Le ROLE des BACTERIES dans la NUTRITION (collège)
Spécificités régionales et conduite de culture
Les besoins en colza sont élevés en azote, potasse, phosphore et en soufre. Dans la région Nord, les variétés ½ tardives, voire tardives à maturité arrivent régulièrement en tête. Dans le Centre Val de Loire, sur les sols plus légers, il faut privilégier les variétés à maturité ½ précoce à précoce. En cas de présence d’orobanche rameuse (souvent dans le Poitou-Charentes), il existe des variétés à bon comportement.
Pour réussir son colza, il est important d’anticiper le choix avant le début de la campagne. Un semis précoce (par rapport à la pratique régionale) est une bonne stratégie d’esquive face aux ravageurs, notamment les altises. En agriculture biologique, les principaux critères sont le rendement, la vigueur de départ et la sensibilité aux maladies. Privilégiez le semis de précision : semoir monograine pour avoir la possibilité de biner.

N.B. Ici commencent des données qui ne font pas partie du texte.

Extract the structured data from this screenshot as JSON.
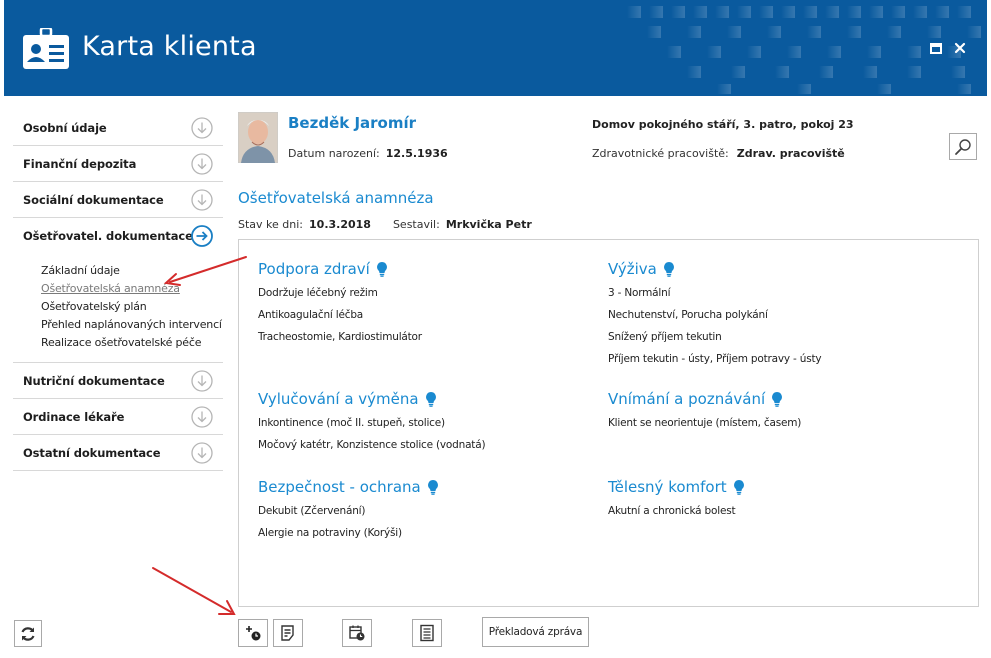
{
  "window": {
    "title": "Karta klienta",
    "icons": {
      "app": "id-card-icon",
      "maximize": "maximize-icon",
      "close": "close-icon"
    },
    "header_color": "#0a5a9e"
  },
  "sidebar": {
    "items": [
      {
        "label": "Osobní údaje",
        "icon": "arrow-down-circle-icon"
      },
      {
        "label": "Finanční depozita",
        "icon": "arrow-down-circle-icon"
      },
      {
        "label": "Sociální dokumentace",
        "icon": "arrow-down-circle-icon"
      },
      {
        "label": "Ošetřovatel. dokumentace",
        "icon": "arrow-right-circle-icon",
        "expanded": true
      }
    ],
    "sub_items": [
      {
        "label": "Základní údaje"
      },
      {
        "label": "Ošetřovatelská anamnéza",
        "active": true
      },
      {
        "label": "Ošetřovatelský plán"
      },
      {
        "label": "Přehled naplánovaných intervencí"
      },
      {
        "label": "Realizace ošetřovatelské péče"
      }
    ],
    "items_after": [
      {
        "label": "Nutriční dokumentace",
        "icon": "arrow-down-circle-icon"
      },
      {
        "label": "Ordinace lékaře",
        "icon": "arrow-down-circle-icon"
      },
      {
        "label": "Ostatní dokumentace",
        "icon": "arrow-down-circle-icon"
      }
    ],
    "refresh_icon": "refresh-icon"
  },
  "patient": {
    "name": "Bezděk Jaromír",
    "dob_label": "Datum narození:",
    "dob": "12.5.1936",
    "home": "Domov pokojného stáří, 3. patro, pokoj 23",
    "workplace_label": "Zdravotnické pracoviště:",
    "workplace": "Zdrav. pracoviště",
    "search_icon": "magnifier-icon"
  },
  "section": {
    "title": "Ošetřovatelská anamnéza",
    "date_label": "Stav ke dni:",
    "date": "10.3.2018",
    "author_label": "Sestavil:",
    "author": "Mrkvička Petr"
  },
  "categories": {
    "left": [
      {
        "title": "Podpora zdraví",
        "items": [
          "Dodržuje léčebný režim",
          "Antikoagulační léčba",
          "Tracheostomie, Kardiostimulátor"
        ]
      },
      {
        "title": "Vylučování a výměna",
        "items": [
          "Inkontinence (moč II. stupeň, stolice)",
          "Močový katétr, Konzistence stolice (vodnatá)"
        ]
      },
      {
        "title": "Bezpečnost - ochrana",
        "items": [
          "Dekubit (Zčervenání)",
          "Alergie na potraviny (Korýši)"
        ]
      }
    ],
    "right": [
      {
        "title": "Výživa",
        "items": [
          "3 - Normální",
          "Nechutenství, Porucha polykání",
          "Snížený příjem tekutin",
          "Příjem tekutin - ústy, Příjem potravy - ústy"
        ]
      },
      {
        "title": "Vnímání a poznávání",
        "items": [
          "Klient se neorientuje (místem, časem)"
        ]
      },
      {
        "title": "Tělesný komfort",
        "items": [
          "Akutní a chronická bolest"
        ]
      }
    ],
    "accent": "#1a8ad0",
    "hint_icon": "lightbulb-icon"
  },
  "toolbar": {
    "buttons": [
      "add-record-icon",
      "notes-icon",
      "calendar-clock-icon",
      "document-list-icon"
    ],
    "text_button": "Překladová zpráva"
  }
}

Semer tôt, aux alentours du 15 août, pour permettre un développement végétatif suffisant à l’arrivée des ravageurs.
Vers une recherche génétique innovante
Le colza est une espèce génétiquement jeune, issue d'un croisement spontané entre B. oleracea et B. rapa il y a moins de mille ans. En renouvelant ce croisement (resynthèses) puis en l'introduisant par croisement dans des variétés élites modernes, la variabilité génétique du colza a pu être considérablement augmentée. Les projets RapsOrg et Cousin se fondent sur ces constats pour élargir le pool génétique.
L'attention se porte sur un nombre élevé de racines secondaires poussant à la verticale avec un angle fermé, afin d’augmenter la capacité d’absorption de l’eau et des éléments nutritifs et composer ainsi avec le stress hydrique et un manque d’éléments nutritifs. Le développement de nouvelles variétés robustes et productives peut apporter une aide précieuse aux agriculteurs pour concilier productivité, qualité de récolte et rentabilité économique dans un contexte de pression biotique et abiotique croissante.